# Travel insurance for expats



## baklava22 (Jun 19, 2017)

Hello
Does anyone have any recommendations for travel insurance for British expat with residence and doctor in Spain. Will be travelling from Barcelona to the USA and back to Barcelona. 
Have heard of a company called Ibex. Any experiences with this company?
Grateful for any recommendations or advice.
Many thanks


----------



## Lynn R (Feb 21, 2014)

I don't know anything about Ibex, but as a British person resident in Spain, I've used this company for travel insurance.

Travel Insurance for UK/EU Residents | Travel Related Products

I haven't had occasion to make a claim, though, so can't say how good they are in that respect.


----------



## kalohi (May 6, 2012)

If you are under age 65 I recommend travel insurance with Columbus Direct. They insure you for $1 million in coverage for the same price as other companies that insure you for $30,000-50,000. Be sure to use the international website and not the Spanish or British one because the prices are cheaper. For years now I've been using the discount code RT20 for a 20% discount. I don't know if the discount code still works since I haven't bought travel insurance this year. If it doesn't work, you can google for other discounts.


----------



## stevesainty (Jan 7, 2011)

baklava22 said:


> Hello
> Does anyone have any recommendations for travel insurance for British expat with residence and doctor in Spain. Will be travelling from Barcelona to the USA and back to Barcelona.
> Have heard of a company called Ibex. Any experiences with this company?
> Grateful for any recommendations or advice.
> Many thanks


Ibex is a broker and sell all types of insurance including travel. We use them for our house and car as well as travel. They are a very good company, very helpful, very competitively priced, pay up promptly with no quibbles. The staff in our local branch, Ciudad Quesada, also go the extra mile ie. take you to the repair shop and speak to them in Spanish for you. Our local branch also have a German/Dutch speaker too.

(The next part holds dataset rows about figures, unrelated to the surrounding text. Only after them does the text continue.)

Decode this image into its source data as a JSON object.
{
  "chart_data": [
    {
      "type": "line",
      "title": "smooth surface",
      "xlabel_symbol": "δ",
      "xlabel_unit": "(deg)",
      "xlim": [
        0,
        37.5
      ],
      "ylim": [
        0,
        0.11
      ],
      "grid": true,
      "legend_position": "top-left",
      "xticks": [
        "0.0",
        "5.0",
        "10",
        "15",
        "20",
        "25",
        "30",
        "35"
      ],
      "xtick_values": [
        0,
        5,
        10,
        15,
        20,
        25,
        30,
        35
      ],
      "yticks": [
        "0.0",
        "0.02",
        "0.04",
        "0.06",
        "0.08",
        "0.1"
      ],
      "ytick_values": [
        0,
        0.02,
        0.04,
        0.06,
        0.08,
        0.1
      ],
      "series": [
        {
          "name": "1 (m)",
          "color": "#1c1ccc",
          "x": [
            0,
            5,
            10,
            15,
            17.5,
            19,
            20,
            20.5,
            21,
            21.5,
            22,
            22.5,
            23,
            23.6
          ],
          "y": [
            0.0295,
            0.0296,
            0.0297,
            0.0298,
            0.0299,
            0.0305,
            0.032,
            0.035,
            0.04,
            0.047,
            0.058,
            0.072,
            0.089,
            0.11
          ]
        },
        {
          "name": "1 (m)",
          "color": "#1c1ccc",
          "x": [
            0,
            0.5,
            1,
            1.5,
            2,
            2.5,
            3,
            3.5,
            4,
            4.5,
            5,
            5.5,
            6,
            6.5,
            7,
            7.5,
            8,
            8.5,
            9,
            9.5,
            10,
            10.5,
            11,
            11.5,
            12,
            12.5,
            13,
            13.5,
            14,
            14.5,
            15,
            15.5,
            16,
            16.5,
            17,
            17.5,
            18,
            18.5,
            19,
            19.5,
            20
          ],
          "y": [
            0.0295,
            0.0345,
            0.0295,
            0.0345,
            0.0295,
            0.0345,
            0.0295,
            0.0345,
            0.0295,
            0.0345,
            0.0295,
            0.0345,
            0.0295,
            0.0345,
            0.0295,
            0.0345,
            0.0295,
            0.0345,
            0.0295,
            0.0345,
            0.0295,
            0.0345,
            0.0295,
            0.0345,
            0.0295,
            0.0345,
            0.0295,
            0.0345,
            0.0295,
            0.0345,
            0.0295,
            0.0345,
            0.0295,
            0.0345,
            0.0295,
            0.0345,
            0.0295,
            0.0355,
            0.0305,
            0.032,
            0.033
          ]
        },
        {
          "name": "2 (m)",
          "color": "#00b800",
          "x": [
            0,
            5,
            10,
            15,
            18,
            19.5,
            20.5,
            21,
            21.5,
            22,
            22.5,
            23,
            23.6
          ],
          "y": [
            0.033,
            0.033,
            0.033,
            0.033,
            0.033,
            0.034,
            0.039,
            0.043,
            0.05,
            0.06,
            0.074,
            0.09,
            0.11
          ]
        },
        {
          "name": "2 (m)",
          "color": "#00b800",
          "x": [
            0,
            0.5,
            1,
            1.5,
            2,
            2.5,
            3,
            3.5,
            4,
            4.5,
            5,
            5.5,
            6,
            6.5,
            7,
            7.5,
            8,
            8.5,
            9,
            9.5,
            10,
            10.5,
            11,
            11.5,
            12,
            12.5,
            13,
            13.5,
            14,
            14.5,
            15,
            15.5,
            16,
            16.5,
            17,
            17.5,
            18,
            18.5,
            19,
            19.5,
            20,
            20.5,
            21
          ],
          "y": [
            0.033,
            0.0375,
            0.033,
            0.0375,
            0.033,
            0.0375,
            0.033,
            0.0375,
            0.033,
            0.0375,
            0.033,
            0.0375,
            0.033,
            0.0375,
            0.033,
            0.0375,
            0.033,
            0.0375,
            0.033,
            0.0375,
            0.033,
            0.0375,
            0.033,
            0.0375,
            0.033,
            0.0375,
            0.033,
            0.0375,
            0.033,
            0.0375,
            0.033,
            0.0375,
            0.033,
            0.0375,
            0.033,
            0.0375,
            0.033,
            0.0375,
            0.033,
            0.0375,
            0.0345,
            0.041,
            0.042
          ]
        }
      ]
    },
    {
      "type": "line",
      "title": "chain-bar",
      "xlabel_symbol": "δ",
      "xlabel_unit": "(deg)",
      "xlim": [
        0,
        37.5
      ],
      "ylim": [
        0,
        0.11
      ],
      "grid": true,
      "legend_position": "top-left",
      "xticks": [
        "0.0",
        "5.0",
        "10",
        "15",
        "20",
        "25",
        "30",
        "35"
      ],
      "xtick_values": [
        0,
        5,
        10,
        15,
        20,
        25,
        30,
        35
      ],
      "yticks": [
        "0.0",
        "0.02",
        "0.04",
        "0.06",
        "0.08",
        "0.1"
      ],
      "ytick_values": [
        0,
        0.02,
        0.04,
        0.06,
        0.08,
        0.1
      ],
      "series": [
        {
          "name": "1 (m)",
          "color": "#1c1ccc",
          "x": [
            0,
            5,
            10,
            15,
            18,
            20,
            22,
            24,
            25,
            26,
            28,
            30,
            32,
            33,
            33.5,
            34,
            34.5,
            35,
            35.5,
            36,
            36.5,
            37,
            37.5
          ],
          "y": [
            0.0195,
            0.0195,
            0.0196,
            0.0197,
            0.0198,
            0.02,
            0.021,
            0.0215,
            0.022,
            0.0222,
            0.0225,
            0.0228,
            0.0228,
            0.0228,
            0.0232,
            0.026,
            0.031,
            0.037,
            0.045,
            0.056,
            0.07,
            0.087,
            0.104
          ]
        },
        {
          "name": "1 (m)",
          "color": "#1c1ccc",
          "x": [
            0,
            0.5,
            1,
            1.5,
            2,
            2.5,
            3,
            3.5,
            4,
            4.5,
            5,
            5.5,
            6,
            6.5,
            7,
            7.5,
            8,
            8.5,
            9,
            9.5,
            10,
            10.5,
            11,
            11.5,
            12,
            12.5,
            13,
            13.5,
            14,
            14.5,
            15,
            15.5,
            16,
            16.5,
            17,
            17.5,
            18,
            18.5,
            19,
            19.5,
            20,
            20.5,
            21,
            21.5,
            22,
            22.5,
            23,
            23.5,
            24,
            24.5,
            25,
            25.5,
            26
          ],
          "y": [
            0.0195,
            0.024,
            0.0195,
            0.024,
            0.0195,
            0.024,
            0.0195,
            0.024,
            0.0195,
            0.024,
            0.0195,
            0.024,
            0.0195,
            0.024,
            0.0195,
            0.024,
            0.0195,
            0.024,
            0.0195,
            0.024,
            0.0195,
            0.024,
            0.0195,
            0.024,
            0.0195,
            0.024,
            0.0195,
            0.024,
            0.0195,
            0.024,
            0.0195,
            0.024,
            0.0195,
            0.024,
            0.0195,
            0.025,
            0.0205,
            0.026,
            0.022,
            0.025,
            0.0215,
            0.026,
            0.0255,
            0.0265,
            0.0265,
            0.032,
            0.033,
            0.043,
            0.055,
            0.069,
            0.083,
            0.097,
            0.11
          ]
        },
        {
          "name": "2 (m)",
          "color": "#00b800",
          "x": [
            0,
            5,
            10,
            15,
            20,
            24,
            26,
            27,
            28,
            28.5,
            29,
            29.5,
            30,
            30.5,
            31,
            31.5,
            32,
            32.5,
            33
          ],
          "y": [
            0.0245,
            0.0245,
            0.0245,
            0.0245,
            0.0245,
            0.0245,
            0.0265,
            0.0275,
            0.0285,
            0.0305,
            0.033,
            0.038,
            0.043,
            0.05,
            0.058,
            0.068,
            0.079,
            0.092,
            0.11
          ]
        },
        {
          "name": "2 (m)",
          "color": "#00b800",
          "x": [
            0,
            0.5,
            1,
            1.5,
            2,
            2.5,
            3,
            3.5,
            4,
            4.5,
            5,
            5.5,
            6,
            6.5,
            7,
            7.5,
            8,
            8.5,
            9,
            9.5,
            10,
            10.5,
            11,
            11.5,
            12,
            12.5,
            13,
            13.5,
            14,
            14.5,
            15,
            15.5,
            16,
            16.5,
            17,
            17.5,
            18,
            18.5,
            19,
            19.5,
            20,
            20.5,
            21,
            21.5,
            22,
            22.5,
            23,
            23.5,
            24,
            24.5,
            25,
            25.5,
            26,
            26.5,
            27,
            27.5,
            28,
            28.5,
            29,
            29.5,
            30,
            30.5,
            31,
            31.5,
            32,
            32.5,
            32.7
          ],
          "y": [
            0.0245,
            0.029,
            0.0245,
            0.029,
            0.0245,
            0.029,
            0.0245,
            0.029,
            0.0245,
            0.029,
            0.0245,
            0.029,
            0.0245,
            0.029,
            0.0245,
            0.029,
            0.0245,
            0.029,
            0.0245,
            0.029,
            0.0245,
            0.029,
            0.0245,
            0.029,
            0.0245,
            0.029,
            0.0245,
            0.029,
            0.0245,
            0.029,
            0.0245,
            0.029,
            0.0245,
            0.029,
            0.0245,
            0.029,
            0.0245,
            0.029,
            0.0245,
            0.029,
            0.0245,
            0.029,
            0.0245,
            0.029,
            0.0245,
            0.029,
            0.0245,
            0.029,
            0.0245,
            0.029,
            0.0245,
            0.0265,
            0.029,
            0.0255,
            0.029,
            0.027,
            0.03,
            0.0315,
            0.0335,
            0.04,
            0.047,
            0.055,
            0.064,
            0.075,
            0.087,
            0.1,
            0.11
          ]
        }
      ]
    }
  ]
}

The thing about travel insurance is that, normally, you are only covered for journeys originating in the country where you bought it, so do check.


----------



## baklava22 (Jun 19, 2017)

Hi Steve
Thanks for that. Yes my trip is starting from Spain and returning to Spain. It has been my home for the last two years. So Im pretty sure that qualifies me. 
Thank you again and Im happy to hear that you have had a good experience with Ibex. 
Best wishes


----------